On Wednesday, I visited Great Yarmouth Charter Academy and I was truly blown away by how extraordinary the school has become in the space of 5 weeks. This blog post will summarise what I witnessed to be excellent practice:

Chanting Poetry: Invictus

Whilst pupils were entering the hall to go to assembly, I could hear lines from Invictus being chanted with such rhythm and passion. The drama teacher would recite a line in an animated fashion and he would project his voice to resonate to every corner of the room. Pupils would recite back the line or complete the sentence of the line. If it wasn’t good enough then the teacher would repeat the line and get the pupils to recite it again.

Peaceful Corridors

Pupils walked in silence, single-file, on the left hand side with their bag in their right hand. Pupils transitioned through the corridor smiling and greeting their teachers wishing them ‘Good Morning, Sir!’ ‘Good Morning, Miss’. There was no chaos. Pupils would arrive at their teacher’s door with a sense of urgency, purpose and desire to learn. I saw the transition between form time and period one and it was incredibly peaceful and pleasant. Teachers stood in the middle of the corridor reminding pupils of the corridor behaviour expected. One of the teachers remarked that this transition took one minute where in previous years pupils would be arriving 15-20 minutes late to class.


There has clearly been a huge push on uniform because pupils looked incredibly professional. Pupils’ shirts are tucked in, skirts at the knee, ties are immaculate and also hiding their shirt’s top button. I didn’t see any pupils wearing hoodies, coats or trainers. Pupils with scrappy uniform would be dealt with straight away.

Silent lessons

The school’s headteacher,  Barry Smith, took me around to see lots of different lessons. This was the highlight of my visit. Every classroom I walked into I saw pupils SLANTing. They were in silence listening to the teacher talking or watching the teacher writing on the board. I didn’t see any low level disruption in all of the classroom I walked into. I didn’t hear or see pupils whispering to each other, passing notes or speaking rudely or being disrespectful to their teacher. More importantly, I didn’t see a difference between how the kids were SLANTing before Barry entered the room compared to after he had entered. Why? This is because they were SLANTing throughout the lesson.

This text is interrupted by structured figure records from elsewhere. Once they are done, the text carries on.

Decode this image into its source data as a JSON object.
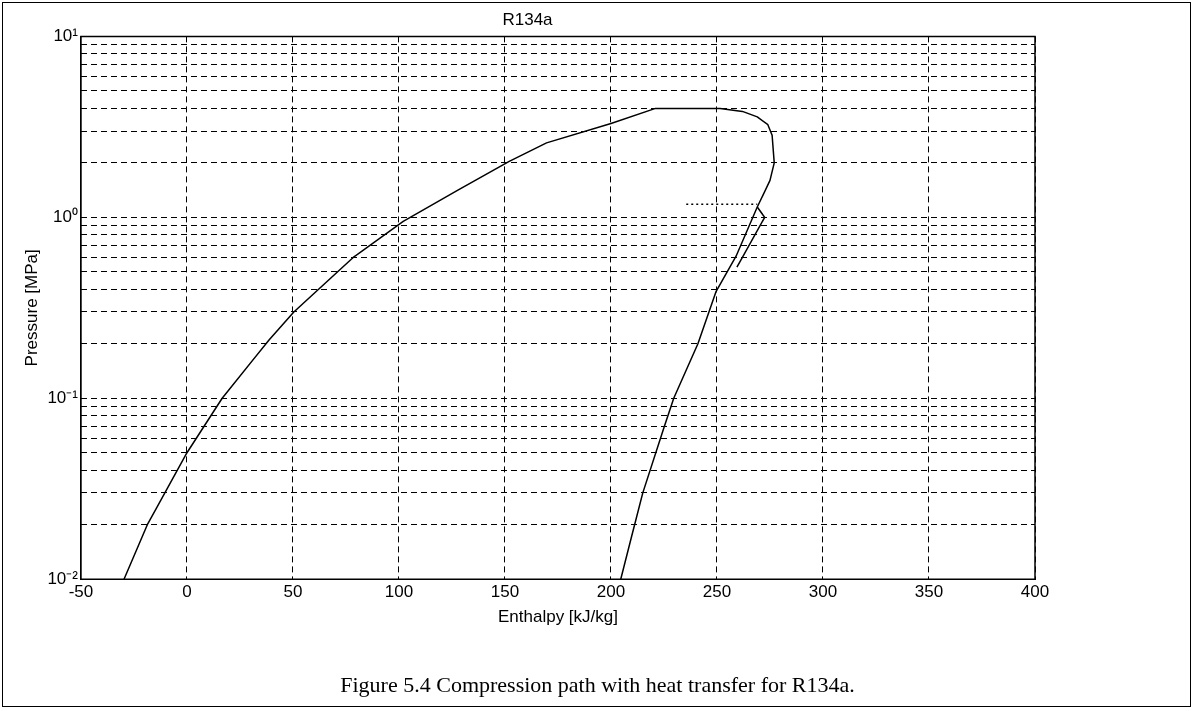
{
  "chart_data": {
    "type": "line",
    "title": "R134a",
    "xlabel": "Enthalpy [kJ/kg]",
    "ylabel": "Pressure [MPa]",
    "annotations": [
      "Figure 5.4  Compression path with heat transfer for R134a."
    ],
    "xlim": [
      -50,
      400
    ],
    "xticks": [
      -50,
      0,
      50,
      100,
      150,
      200,
      250,
      300,
      350,
      400
    ],
    "ylim": [
      0.01,
      10
    ],
    "yticks": [
      {
        "value": 0.01,
        "label": "10⁻²"
      },
      {
        "value": 0.02,
        "label": null
      },
      {
        "value": 0.03,
        "label": null
      },
      {
        "value": 0.04,
        "label": null
      },
      {
        "value": 0.05,
        "label": null
      },
      {
        "value": 0.06,
        "label": null
      },
      {
        "value": 0.07,
        "label": null
      },
      {
        "value": 0.08,
        "label": null
      },
      {
        "value": 0.09,
        "label": null
      },
      {
        "value": 0.1,
        "label": "10⁻¹"
      },
      {
        "value": 0.2,
        "label": null
      },
      {
        "value": 0.3,
        "label": null
      },
      {
        "value": 0.4,
        "label": null
      },
      {
        "value": 0.5,
        "label": null
      },
      {
        "value": 0.6,
        "label": null
      },
      {
        "value": 0.7,
        "label": null
      },
      {
        "value": 0.8,
        "label": null
      },
      {
        "value": 0.9,
        "label": null
      },
      {
        "value": 1,
        "label": "10⁰"
      },
      {
        "value": 2,
        "label": null
      },
      {
        "value": 3,
        "label": null
      },
      {
        "value": 4,
        "label": null
      },
      {
        "value": 5,
        "label": null
      },
      {
        "value": 6,
        "label": null
      },
      {
        "value": 7,
        "label": null
      },
      {
        "value": 8,
        "label": null
      },
      {
        "value": 9,
        "label": null
      },
      {
        "value": 10,
        "label": "10¹"
      }
    ],
    "log": "y",
    "grid": true,
    "legend": false,
    "marker": "none",
    "series": [
      {
        "color": "#000000",
        "line_style": "solid",
        "x": [
          -29.7,
          -18.7,
          0,
          16.6,
          38.7,
          50.4,
          78.4,
          102,
          128,
          152,
          169.6,
          200,
          221,
          235,
          251.5,
          262,
          269,
          274,
          276,
          277,
          275,
          269,
          259,
          249.6,
          241,
          229.6,
          225,
          215,
          209.6,
          204.6
        ],
        "values": [
          0.01,
          0.02,
          0.05,
          0.1,
          0.21,
          0.3,
          0.6,
          0.95,
          1.42,
          2.04,
          2.58,
          3.3,
          4,
          4,
          4,
          3.85,
          3.59,
          3.25,
          2.84,
          2,
          1.6,
          1.14,
          0.61,
          0.39,
          0.2,
          0.1,
          0.069,
          0.03,
          0.017,
          0.01
        ]
      },
      {
        "color": "#000000",
        "line_style": "solid",
        "x": [
          259.4,
          272.5,
          269
        ],
        "values": [
          0.53,
          1,
          1.14
        ]
      },
      {
        "color": "#000000",
        "line_style": "dotted",
        "x": [
          235.5,
          269
        ],
        "values": [
          1.18,
          1.18
        ]
      }
    ]
  }
}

I went to two English lessons, and in one lesson pupils were in silence writing an essay about different overarching themes of the play, Romeo and Juliet. In the second lesson, I saw a pupil detail the context behind the poem, London, using a wide range of sophisticated language. I was almost brought to tears hearing an eleven-year old pupil share accurate insights into the poem in such a confident and articulate manner. His teacher was so pleased and she showered him with praise.

I watched the Head of Maths teach and she was the respected authority in the classroom. Her pupils were listening intently, they were SLANTing and speedily working away to complete their worksheet of questions. I saw a full 40 minutes of teaching and learning. No disruptions. Every second mattered and every second was utilised for learning.

Pursuit of Happiness

Pupils and teachers are genuinely happy at Charter Academy. Pupils are learning because teachers are able to teach with a clear and consistent behaviour policy being implemented in the school. I ate lunch with the pupils and lots of them shared their joy of being able to learn. More importantly, teachers are beaming with pride over how well-behaved and keen their pupils are to learn. One pupil was very honest and admitted to being the pupil who would truant and hide in the toilets. She admitted how behind she is academically due to the hours she spent outside of the classroom and is now doing extra revision at home and attending after school catch-up classes.

One of the Prefects I found standing in the crowd during break shared with me “I am really loving school. I am learning more than I ever thought possible. My teachers are great. Mr Smith has turned around my school. I am proud to be Charter.”

It is very early days but the school is a wonderful place to be for pupils and teachers and I’m very excited to see what Barry and his team achieve. Thank you to all who had me in theirclassroom!